Die Projektdauer beträgt 24 Monate.
Antragsteller
- Planungsbüro Zumbroich – Landschaft und Gewässer, Prof. Dr. Thomas Zumbroich
Kooperationspartner
- Geographisches Institut, Universität Bonn (GIUB), Prof. Dr. Mariele Evers
Assoziierte Partner
- Rheinischer Fischereiverband von 1880 e.V. (Wanderfischprogramm NRW)
- Landesamt für Natur, Umwelt und Verbraucherschutz Nordrhein-Westfalen, Abteilung Fischereiökologie und Aquakultur (LANUV)
Zu dem Untersuchungsprogramm gehören Laichhabitatkartierungen, Messungen mit dem Kolmameter, optisch-haptische Kartierungen von Kiesbänken, chemisch-physikalische Untersuchungen, Makrozoobenthosbewertungen und das Ausbringen von Fischbrutröhrchen zur Beobachtung der Laichentwicklung.

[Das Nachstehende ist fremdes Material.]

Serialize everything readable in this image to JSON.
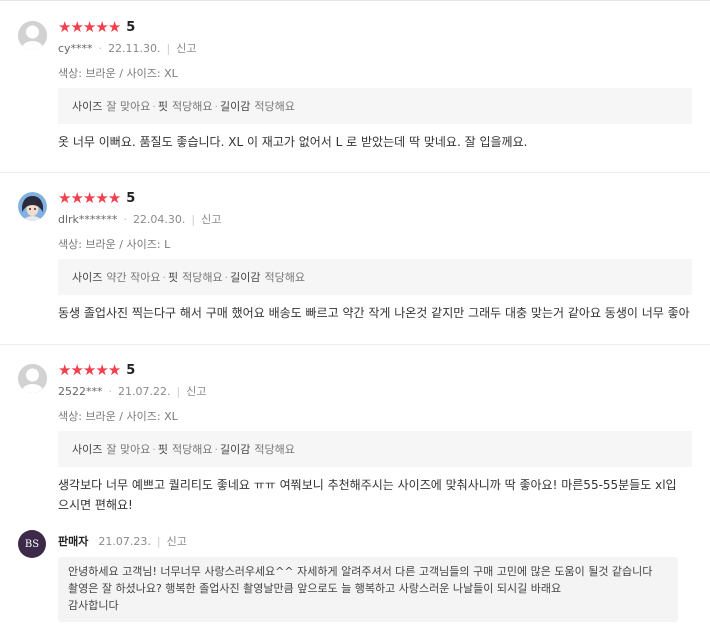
{
  "reviews": [
    {
      "score": "5",
      "user": "cy****",
      "date": "22.11.30.",
      "report": "신고",
      "options": "색상: 브라운 / 사이즈: XL",
      "fit": [
        {
          "k": "사이즈",
          "v": "잘 맞아요"
        },
        {
          "k": "핏",
          "v": "적당해요"
        },
        {
          "k": "길이감",
          "v": "적당해요"
        }
      ],
      "text": "옷 너무 이뻐요.  품질도 좋습니다.   XL 이 재고가 없어서 L 로 받았는데 딱 맞네요.  잘 입을께요.",
      "avatar": "default-avatar-icon"
    },
    {
      "score": "5",
      "user": "dlrk*******",
      "date": "22.04.30.",
      "report": "신고",
      "options": "색상: 브라운 / 사이즈: L",
      "fit": [
        {
          "k": "사이즈",
          "v": "약간 작아요"
        },
        {
          "k": "핏",
          "v": "적당해요"
        },
        {
          "k": "길이감",
          "v": "적당해요"
        }
      ],
      "text": "동생 졸업사진 찍는다구 해서 구매 했어요 배송도 빠르고 약간 작게 나온것 같지만 그래두 대충 맞는거 같아요 동생이 너무 좋아",
      "avatar": "character-avatar-icon"
    },
    {
      "score": "5",
      "user": "2522***",
      "date": "21.07.22.",
      "report": "신고",
      "options": "색상: 브라운 / 사이즈: XL",
      "fit": [
        {
          "k": "사이즈",
          "v": "잘 맞아요"
        },
        {
          "k": "핏",
          "v": "적당해요"
        },
        {
          "k": "길이감",
          "v": "적당해요"
        }
      ],
      "text_line1": "생각보다 너무 예쁘고 퀄리티도 좋네요 ㅠㅠ 여쭤보니 추천해주시는 사이즈에 맞춰사니까 딱 좋아요! 마른55-55분들도 xl입",
      "text_line2": "으시면 편해요!",
      "avatar": "default-avatar-icon"
    }
  ],
  "seller_reply": {
    "logo_text": "BS",
    "name": "판매자",
    "date": "21.07.23.",
    "report": "신고",
    "line1": "안녕하세요 고객님! 너무너무 사랑스러우세요^^ 자세하게 알려주셔서 다른 고객님들의 구매 고민에 많은 도움이 될것 같습니다",
    "line2": "촬영은 잘 하셨나요? 행복한 졸업사진 촬영날만큼 앞으로도 늘 행복하고 사랑스러운 나날들이 되시길 바래요",
    "line3": "감사합니다"
  },
  "colors": {
    "star": "#f2404d",
    "fit_bg": "#f6f6f6",
    "reply_bg": "#f4f4f4"
  }
}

Zunächst werden in vier kies- und schottergeprägten Gewässern (Agger, Bröl, Waldbrölbach, Sülz) in Nordrhein-Westfalen geeignete Untersuchungsstellen ausgewählt.

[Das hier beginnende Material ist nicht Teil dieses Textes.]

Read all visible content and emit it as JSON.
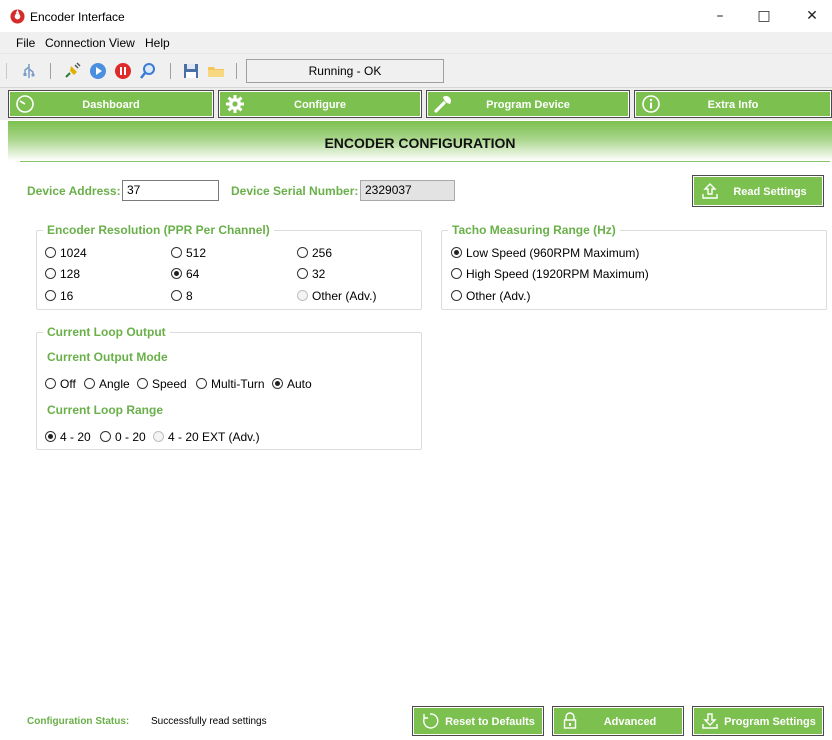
{
  "window": {
    "title": "Encoder Interface",
    "minimize": "–",
    "maximize": "□",
    "close": "✕"
  },
  "menu": [
    "File",
    "Connection",
    "View",
    "Help"
  ],
  "toolbar": {
    "status": "Running - OK",
    "icons": [
      "usb-icon",
      "plug-icon",
      "play-icon",
      "stop-icon",
      "search-icon",
      "save-icon",
      "folder-icon"
    ]
  },
  "nav": {
    "dashboard": "Dashboard",
    "configure": "Configure",
    "program_device": "Program Device",
    "extra_info": "Extra Info"
  },
  "page": {
    "title": "ENCODER CONFIGURATION"
  },
  "device": {
    "address_label": "Device Address:",
    "address_value": "37",
    "serial_label": "Device Serial Number:",
    "serial_value": "2329037",
    "read_settings": "Read Settings"
  },
  "resolution": {
    "title": "Encoder Resolution (PPR Per Channel)",
    "options": [
      {
        "label": "1024",
        "selected": false,
        "disabled": false
      },
      {
        "label": "512",
        "selected": false,
        "disabled": false
      },
      {
        "label": "256",
        "selected": false,
        "disabled": false
      },
      {
        "label": "128",
        "selected": false,
        "disabled": false
      },
      {
        "label": "64",
        "selected": true,
        "disabled": false
      },
      {
        "label": "32",
        "selected": false,
        "disabled": false
      },
      {
        "label": "16",
        "selected": false,
        "disabled": false
      },
      {
        "label": "8",
        "selected": false,
        "disabled": false
      },
      {
        "label": "Other (Adv.)",
        "selected": false,
        "disabled": true
      }
    ]
  },
  "tacho": {
    "title": "Tacho Measuring Range (Hz)",
    "options": [
      {
        "label": "Low Speed (960RPM Maximum)",
        "selected": true,
        "disabled": false
      },
      {
        "label": "High Speed (1920RPM Maximum)",
        "selected": false,
        "disabled": false
      },
      {
        "label": "Other (Adv.)",
        "selected": false,
        "disabled": false
      }
    ]
  },
  "current_loop": {
    "title": "Current Loop Output",
    "mode_label": "Current Output Mode",
    "modes": [
      {
        "label": "Off",
        "selected": false
      },
      {
        "label": "Angle",
        "selected": false
      },
      {
        "label": "Speed",
        "selected": false
      },
      {
        "label": "Multi-Turn",
        "selected": false
      },
      {
        "label": "Auto",
        "selected": true
      }
    ],
    "range_label": "Current Loop Range",
    "ranges": [
      {
        "label": "4 - 20",
        "selected": true,
        "disabled": false
      },
      {
        "label": "0 - 20",
        "selected": false,
        "disabled": false
      },
      {
        "label": "4 - 20 EXT (Adv.)",
        "selected": false,
        "disabled": true
      }
    ]
  },
  "footer": {
    "status_label": "Configuration Status:",
    "status_text": "Successfully read settings",
    "reset": "Reset to Defaults",
    "advanced": "Advanced",
    "program": "Program Settings"
  },
  "colors": {
    "accent": "#7cc04f",
    "label_green": "#6ab04a"
  }
}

Im Anschluss erfolgen detaillierte Kolmationsmessungen in verschiedenen Tiefen über die gesamte Entwicklungszeit des Lachslaichs und physikalisch-chemische Untersuchungen des Interstitialwassers und der fließenden Welle (Temperatur, Sauerstoffgehalt und -Sättigung, pH-Wert sowie elektrische Leitfähigkeit). Des Weiteren werden simulierte Laichgruben angelegt.
Die Reproduktionsbedingungen im Interstitial potenzieller Lachslaichhabitate werden über das Einbringen von Lachseiern im Augenpunktstadium und deren Schlupferfolg geprüft. Dafür werden Lachseier in Brutröhrchen in der Gewässersohle vergraben und nach dem Schlupf auf ihre Überlebensrate begutachtet.
Die Kolmationsmessungen erfolgen größtenteils im Rahmen einer wissenschaftlichen universitären Abschlussarbeit.
Die Fischbrut wird von der Landesfischereianstalt NRW mit Sitz in Kirchhundem-Albaum zur Verfügung gestellt.